Investors are always looking for growth in small-cap stocks like accesso Technology Group plc (AIM:ACSO) with its market cap of USD $405 Million; however, an important fact which most ignore is: how financially healthy is the company? There are always disruptions which destabilize and many a times end an existing industry, and most small-cap companies are the first casualties when such a wave hits.
When a company is faced with an extreme event undercutting its profits or disrupting its operations temporarily, it’s the company’s ability to meet short-term obligations which allows it to remain in the business. Here are few basic financial health checks to judge whether a company fits the bill or there is an additional risk which you should consider before taking the plunge. See our latest analysis for ACSO
How does accesso Technology Group’s operating cash flow stack against its overall debt?
At the end of the day, a company must pay bills and salaries, and must be able to invest in lucrative projects through cash. Firms have a certain amount of control over revenue recognition, which makes an analysis of its operating cash flow even more important . Over the past year, accesso Technology Group’s operating cash flows stood at 89.5% of its overall debt. That means accesso Technology Group’s core operations are generating enough cash to comfortably service its debt.
Does ACSO’s cash and short-term assets cover its short-term commitments?
This is to test accesso Technology Group’s liquidity, which it may need due to a plethora of reasons that can derail the normal functioning of an organization in the short-term. It can be anything from natural calamity, political unrest, economic collapse, labor-strike, supply-chain disruption, or even a major factory breakdown, which can disrupt its normal functioning . However, banks, creditors, wages, and commitment to suppliers do not go away even during an extreme event.

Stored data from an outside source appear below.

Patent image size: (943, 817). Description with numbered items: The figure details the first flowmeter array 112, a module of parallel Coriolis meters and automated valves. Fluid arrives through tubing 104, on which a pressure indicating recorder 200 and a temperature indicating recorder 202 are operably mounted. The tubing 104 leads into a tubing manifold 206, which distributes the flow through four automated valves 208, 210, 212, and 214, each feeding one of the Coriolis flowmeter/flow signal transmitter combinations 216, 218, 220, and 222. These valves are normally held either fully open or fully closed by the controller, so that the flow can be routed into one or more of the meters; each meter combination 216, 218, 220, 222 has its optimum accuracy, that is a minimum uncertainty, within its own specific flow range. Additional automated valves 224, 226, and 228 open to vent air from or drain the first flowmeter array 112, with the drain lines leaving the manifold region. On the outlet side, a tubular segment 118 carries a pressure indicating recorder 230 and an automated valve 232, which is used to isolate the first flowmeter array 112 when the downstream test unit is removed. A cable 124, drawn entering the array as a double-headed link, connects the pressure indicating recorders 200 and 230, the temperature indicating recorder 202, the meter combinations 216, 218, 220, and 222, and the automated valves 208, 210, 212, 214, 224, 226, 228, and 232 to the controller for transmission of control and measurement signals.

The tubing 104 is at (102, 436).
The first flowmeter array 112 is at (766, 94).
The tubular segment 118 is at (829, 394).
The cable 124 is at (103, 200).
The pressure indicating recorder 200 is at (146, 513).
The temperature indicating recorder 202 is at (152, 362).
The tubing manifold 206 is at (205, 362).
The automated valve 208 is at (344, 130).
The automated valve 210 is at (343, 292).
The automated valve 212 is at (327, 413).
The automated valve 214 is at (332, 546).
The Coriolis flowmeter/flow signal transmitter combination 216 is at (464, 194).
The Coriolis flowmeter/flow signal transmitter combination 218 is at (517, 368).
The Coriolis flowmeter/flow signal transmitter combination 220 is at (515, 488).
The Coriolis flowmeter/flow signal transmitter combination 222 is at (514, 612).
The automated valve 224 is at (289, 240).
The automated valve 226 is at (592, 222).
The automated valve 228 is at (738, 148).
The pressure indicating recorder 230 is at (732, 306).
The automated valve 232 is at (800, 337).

So, a company must maintain enough liquidity to meet its short-term obligations to survive. accesso Technology Group is able to meet its short term (1 year) commitments with its holdings of cash and other short term assets.
Is accesso Technology Group’s level of debt at an acceptable level?
While ideally I reckon the debt-to equity ratio of a financially healthy company to be less than 40%, several factors such as industry life-cycle and economic conditions can result in a company raising a significant amount of debt. For accesso Technology Group, the debt to equity ratio is 28.5% and that means accesso Technology Group hardly has any risk of facing a debt-overhang . While debt-to-equity ratio has several factors at play, an easier way to check whether it’s at a sustainable level is to check its ability to service the debt. A company generating earnings at least 5x of its interest payments is considered financially sound. In addition, with such a coverage ratio, the earnings remain more stable. In ACSO’s case the interest on debt is well covered by earnings (16.1x coverage).
These balance sheet checks are a fine starting point to decide whether a company is worth your consideration; however, its growth profile and track record are equally important in deciding whether it’s doing better than its peers. I recommend you see our latest FREE analysis on accesso Technology Group.